Your job as a leader is to create a healthy, profitable business first and foremost, don’t let headlines and startup noise distract you from your accountability to the business.
2. Not Knowing the Numbers
Your money is the oxygen to the business.
If you don’t have the skills for the financial side, you have to learn them enough to be able to cross-check your CFO or your accountant.
Your finances are a resource you are responsible for.
3. Keeping the Wrong People Too Long
There are so many reasons it is hard to let a team member go, but it is also important to remember that keeping them is not a passive act.
It takes resources.
Having the wrong CFO in place can derail a company, or keeping a leader on board that is mismanaging resources, people, or financial resources can be incredibly expensive, even debilitating.
What key business metrics do venture funds look for when evaluating a startup, and how can founders better set themselves up for success using these metrics?

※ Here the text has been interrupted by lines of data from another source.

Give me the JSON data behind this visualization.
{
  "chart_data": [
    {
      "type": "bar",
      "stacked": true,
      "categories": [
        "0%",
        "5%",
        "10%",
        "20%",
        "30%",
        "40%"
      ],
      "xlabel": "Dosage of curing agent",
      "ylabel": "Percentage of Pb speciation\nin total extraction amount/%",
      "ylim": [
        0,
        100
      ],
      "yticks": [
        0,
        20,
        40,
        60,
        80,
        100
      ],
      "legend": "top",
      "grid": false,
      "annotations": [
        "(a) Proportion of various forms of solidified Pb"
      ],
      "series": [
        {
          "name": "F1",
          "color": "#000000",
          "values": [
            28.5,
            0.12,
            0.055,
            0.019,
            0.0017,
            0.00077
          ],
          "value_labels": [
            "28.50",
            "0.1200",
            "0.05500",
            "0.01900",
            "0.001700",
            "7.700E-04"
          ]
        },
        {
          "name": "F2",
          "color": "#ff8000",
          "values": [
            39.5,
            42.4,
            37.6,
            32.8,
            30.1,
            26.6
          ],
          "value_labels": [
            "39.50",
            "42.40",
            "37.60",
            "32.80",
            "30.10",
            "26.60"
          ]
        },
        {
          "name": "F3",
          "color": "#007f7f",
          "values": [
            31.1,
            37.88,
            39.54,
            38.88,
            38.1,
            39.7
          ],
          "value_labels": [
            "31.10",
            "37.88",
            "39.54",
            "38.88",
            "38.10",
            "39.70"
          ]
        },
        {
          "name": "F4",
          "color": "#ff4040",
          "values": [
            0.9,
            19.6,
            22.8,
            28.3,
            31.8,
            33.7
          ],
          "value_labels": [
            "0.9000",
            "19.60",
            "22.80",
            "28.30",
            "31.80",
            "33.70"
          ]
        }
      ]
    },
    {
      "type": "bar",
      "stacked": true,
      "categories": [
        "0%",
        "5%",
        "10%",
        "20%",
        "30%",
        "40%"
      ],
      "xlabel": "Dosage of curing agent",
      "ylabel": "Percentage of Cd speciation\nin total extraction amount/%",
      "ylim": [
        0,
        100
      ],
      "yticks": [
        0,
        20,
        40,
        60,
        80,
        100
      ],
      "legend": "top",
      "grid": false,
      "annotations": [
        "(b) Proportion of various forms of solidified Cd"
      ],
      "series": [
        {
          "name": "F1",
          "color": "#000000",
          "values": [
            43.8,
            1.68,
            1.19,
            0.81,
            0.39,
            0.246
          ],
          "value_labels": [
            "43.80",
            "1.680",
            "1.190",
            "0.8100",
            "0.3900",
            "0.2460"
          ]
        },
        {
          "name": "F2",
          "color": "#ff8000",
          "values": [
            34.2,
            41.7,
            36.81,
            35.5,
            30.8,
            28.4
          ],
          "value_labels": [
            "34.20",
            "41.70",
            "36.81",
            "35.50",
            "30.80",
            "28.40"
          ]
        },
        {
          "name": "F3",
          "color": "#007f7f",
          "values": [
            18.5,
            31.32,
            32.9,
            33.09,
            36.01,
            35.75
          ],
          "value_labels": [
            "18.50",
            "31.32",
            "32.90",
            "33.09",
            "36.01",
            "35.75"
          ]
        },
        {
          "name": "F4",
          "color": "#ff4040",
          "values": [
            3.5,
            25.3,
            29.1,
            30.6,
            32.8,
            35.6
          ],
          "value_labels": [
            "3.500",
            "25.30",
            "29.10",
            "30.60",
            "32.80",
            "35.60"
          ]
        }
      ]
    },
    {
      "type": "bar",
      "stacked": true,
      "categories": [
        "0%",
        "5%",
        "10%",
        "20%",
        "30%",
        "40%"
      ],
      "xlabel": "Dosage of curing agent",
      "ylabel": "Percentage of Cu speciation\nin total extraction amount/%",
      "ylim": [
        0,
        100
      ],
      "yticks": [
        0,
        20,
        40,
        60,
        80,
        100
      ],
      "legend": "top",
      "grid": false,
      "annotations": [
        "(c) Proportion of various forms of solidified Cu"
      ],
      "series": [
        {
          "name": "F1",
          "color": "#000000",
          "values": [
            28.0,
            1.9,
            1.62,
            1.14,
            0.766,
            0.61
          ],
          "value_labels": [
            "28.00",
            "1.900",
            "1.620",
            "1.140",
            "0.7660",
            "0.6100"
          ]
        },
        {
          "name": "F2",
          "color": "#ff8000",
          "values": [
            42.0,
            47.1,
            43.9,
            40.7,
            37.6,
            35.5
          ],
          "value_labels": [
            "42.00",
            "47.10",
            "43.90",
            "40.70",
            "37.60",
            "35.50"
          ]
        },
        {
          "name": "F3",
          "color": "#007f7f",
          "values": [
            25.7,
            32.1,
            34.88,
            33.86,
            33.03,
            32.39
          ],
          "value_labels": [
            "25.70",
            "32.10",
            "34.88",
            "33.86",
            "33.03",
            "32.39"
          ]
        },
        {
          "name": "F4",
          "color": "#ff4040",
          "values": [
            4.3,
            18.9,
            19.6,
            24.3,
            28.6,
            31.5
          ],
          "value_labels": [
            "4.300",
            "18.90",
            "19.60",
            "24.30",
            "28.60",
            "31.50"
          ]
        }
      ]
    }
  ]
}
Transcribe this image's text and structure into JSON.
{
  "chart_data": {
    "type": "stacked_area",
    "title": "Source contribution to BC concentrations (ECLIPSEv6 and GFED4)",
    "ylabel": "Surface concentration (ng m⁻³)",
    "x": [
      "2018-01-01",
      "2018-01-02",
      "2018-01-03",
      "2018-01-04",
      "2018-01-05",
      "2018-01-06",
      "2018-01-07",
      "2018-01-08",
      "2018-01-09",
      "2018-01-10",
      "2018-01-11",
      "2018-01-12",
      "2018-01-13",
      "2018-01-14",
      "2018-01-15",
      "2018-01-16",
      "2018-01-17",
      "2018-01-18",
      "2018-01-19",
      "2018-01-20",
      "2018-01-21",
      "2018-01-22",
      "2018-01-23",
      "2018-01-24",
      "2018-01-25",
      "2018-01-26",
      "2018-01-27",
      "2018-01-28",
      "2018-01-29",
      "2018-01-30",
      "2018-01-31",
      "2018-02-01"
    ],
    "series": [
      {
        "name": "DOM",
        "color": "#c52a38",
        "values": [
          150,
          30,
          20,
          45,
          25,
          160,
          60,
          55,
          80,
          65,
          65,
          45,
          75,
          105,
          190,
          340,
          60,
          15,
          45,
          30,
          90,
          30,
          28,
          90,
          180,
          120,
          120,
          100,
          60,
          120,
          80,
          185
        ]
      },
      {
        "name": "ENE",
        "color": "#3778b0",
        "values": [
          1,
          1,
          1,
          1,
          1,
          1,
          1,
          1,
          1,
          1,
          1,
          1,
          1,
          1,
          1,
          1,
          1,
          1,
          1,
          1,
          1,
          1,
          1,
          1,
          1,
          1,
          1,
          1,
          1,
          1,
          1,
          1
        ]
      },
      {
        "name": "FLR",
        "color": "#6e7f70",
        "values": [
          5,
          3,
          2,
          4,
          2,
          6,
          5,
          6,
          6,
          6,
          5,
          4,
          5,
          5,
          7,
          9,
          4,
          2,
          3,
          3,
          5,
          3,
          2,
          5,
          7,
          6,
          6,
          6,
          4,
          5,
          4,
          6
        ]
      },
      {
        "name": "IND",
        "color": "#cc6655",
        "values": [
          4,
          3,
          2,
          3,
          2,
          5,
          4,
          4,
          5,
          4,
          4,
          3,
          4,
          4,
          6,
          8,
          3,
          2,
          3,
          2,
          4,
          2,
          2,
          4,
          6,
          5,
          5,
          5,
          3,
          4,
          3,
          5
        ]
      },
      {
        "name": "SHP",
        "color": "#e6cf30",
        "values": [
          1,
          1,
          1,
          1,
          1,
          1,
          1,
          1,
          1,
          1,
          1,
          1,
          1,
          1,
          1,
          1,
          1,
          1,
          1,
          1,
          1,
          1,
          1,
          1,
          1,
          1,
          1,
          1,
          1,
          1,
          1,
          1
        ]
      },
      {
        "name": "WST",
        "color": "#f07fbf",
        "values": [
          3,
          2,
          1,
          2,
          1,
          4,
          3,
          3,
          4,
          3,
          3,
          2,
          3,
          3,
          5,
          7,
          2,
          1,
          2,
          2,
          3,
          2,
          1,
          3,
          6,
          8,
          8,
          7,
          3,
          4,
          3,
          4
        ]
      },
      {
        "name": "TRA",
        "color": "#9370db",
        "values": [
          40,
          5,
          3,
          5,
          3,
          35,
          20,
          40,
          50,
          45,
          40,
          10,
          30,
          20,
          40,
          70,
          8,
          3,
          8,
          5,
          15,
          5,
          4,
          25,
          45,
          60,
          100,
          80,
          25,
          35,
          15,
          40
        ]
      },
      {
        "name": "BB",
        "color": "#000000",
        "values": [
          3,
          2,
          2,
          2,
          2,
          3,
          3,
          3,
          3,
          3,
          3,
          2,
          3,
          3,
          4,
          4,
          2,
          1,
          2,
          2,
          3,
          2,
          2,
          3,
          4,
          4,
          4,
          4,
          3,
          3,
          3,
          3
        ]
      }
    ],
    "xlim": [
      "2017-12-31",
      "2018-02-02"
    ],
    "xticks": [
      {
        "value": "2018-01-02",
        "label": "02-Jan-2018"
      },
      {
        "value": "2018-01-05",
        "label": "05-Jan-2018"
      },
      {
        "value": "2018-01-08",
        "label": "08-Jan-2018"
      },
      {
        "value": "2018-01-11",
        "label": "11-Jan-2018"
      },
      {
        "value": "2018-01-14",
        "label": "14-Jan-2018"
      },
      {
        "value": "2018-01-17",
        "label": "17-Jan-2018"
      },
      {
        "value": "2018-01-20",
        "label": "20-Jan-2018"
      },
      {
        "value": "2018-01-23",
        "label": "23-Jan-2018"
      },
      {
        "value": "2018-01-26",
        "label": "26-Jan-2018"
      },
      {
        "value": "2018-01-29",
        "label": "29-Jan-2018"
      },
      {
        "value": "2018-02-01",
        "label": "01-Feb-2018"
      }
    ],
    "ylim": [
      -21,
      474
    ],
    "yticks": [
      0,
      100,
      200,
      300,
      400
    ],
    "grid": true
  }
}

It depends on what funding stage you are trying to raise and the risk profile the VC is willing to fund, but no one can ignore solid metrics.
Whether that is solid user growth, revenue, customers, or something that shows intrinsic value in a real market for what you’ve built.
How do venture funds typically evaluate a startup’s team, and how does this evaluation help to determine whether the startup is worthy of an investment?
This varies wildly by the firm; some firms only invest in founders from specific schools, some in female founders, and some in people that were introduced from their network.
What we look for is balance.
The startup has to fit the metrics the venture capital firm has outlined for its fund, usually defined by economic vertical, region, or stage.
Have the founders surround themselves with what they need to grow, whether or not it is similar to themselves.
We look for diversity because experience has shown us that if founders can inspire people radically different from themselves to their cause, it sets them up for success.
It’s easy for a startup needing funds to seek an investment from any and every fund possible, but that’s not always best. What should startup founders look for in a venture fund when seeking funding, and why?
Look at who they have funded.
No one wants to tell a startup no, and VCs will almost always take the meeting, but who they have funded is where they put their money.
Especially if you are an under-represented founder, if the VC has no track record of funding people like you, spare your time.
How do venture funds weigh a startup team’s passion for what it does compared to its ability to execute, and why?
The ability to execute is a learned skill, and usually, passion is the thing that makes you willing to get radically uncomfortable enough to learn it.
You need both.
Scaling a company is an endurance run, not a sprint.
How do venture funds weigh a startup's short-term profitability, and why?
We are not typical in that we value short-term profitability more than most firms.
Having options makes you more fundable, and the world of VC is notoriously biased and fickle.
We encourage our founders to have as many options as possible to grow the company
Positive traction doesn't always mean making tons of money. What types of positive traction do venture funds look for when considering investing in a startup and why?
Any proof of an idea thriving in the real world is positive traction.
This can be many people sharing your product, completing a tough regulatory hurdle, adoption by a name brand, or recruiting a knowledgeable hire; every step in the right direction starts to prove your idea can grow.
Some funds need specific traction to invest at a particular stage, it could be several customers or revenue, but as soon as you can iterate with customers, you’re generally better off to show multiple types of traction faster.
Is there anything else you would like to share?
Mendoza Ventures was started with the idea that a woman and a Latino could change the face of venture capital and make a difference. We believe that VC has the potential, when invested responsibly, to create a wealth class in our country that looks like the population of our country. Roughly 80% of our portfolio is invested in the minority, female and immigrant founders. It’s important to note that diversity also makes money! According to a landmark McKinsey study in May of 2020, diverse teams outperform.